Çalışma ve Sosyal Güvenlik Bakanlığı’nın en önemli görevlerinden
birinde de kayıt dışılıkla mücadele olduğunu hatırlatan İnciroğlu:
“Ülkemizde 2002 yılında kayıt dışılık oranı yüzde 52 iken, bugün
kayıt dışılık oranı yüzde 37’ye düştü. Çalışanlarımız hak ve
menfaatleri konusunda bilinçlendi. Çalışma ve Sosyal Güvenlik
Bakanlığı’nın amacı iş barışını, huzurunu sağlamaktır. İşçi ve
işveren arasındaki iş ilişkilerini düzenleme gibi bir görevi
vardır.” şeklinde konuştu.
İki yıl önce çıkarılan kanun hükmünde kararnameyle Çalışma ve
Sosyal Güvenlik Bakanlığı'nın merkez birimlerinin mevzuattan
kaynaklanan görevlerinin, taşradaki İşkur İl Müdürlükleri'ne
devrettiğini söyleyen İnciroğlu, İş barışını sağlamanın yolunun
doğru bilgilendirmeden geçtiğini bu nedenle işçi ve işverenlerin
hak ve menfaatlerini iyi bilmeleri gerektiğini kaydetti.
İşçi-işveren uyuşmazlığında, işverenin haksız duruma düşmemesi için
aralarında yazılı bir iş sözleşmesi yapması gerektiğini belirten
İnciroğlu şöyle konuştu: “Mevzuatta İş sözleşmeleri yazılı bir
şekle tabi değildir deniyor, ama mevzuatın sonraki bölüm ancak diye
başlıyor. Kanun bir yılı aşan sözleşmelerin yazılı yapılması
gerektiği, eğer sözleşme yazılı yapılmamışsa işverenin işçisine 2
ay içerisinde yazılı bir belge vermesini ön görüyor. Verilen bu
belgede bir nevi iş sözleşmesidir. Sözleşme hukukunda bir kural
vardır, iş sözleşmesinin yazılı yapılması bir geçerlilik şartı
değildir, bir ispat şartıdır, bu çok önemli bir detay.”

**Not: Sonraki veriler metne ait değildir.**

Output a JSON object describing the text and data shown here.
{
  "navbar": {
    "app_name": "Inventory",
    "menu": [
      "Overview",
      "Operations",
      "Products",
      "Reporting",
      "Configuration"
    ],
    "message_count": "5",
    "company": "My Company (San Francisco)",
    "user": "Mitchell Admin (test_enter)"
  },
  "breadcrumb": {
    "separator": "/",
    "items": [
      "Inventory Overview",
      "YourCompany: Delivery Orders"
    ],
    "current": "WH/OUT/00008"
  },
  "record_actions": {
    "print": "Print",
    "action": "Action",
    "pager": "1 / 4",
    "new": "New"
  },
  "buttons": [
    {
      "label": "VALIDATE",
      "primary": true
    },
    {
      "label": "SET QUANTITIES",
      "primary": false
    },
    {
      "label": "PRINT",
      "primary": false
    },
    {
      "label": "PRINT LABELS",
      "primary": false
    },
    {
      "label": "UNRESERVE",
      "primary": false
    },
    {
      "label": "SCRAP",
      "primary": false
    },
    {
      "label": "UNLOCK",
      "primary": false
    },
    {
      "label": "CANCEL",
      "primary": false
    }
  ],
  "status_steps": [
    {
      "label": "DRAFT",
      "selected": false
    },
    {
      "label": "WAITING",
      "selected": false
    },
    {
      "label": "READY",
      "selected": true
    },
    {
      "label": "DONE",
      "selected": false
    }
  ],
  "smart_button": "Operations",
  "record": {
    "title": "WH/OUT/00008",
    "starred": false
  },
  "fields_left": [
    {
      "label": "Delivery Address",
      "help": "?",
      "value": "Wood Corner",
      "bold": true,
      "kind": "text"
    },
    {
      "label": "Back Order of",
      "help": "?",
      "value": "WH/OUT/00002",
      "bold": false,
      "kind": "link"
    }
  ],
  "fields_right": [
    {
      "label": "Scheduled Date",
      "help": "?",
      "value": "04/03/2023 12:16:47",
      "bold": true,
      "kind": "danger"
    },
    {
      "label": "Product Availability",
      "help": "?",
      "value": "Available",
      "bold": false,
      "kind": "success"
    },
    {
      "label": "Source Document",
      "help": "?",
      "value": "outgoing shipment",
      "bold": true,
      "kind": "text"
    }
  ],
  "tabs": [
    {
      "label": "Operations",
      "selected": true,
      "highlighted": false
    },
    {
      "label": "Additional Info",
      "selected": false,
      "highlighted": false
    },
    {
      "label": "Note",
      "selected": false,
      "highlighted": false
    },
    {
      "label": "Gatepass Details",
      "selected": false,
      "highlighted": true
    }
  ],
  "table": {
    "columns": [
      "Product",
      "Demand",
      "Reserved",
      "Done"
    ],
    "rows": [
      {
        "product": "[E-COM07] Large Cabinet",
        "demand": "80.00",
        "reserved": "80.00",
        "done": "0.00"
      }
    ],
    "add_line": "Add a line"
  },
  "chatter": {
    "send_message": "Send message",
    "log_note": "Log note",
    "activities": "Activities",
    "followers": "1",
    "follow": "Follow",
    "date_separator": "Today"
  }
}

Ülkemizdeki işsizlik oranın Avrupa ülkelerine göre daha düşük
olduğunu da ifade eden İnciroğlu, Avrupa Birliği’ne üye 28 ülkenin
işsizlik ortalamasının 10,9, Türkiye’nin ise 2013 yılı rakamlarına
göre işsizlik ortalamasının 9,3 olduğunu sözlerine ekledi.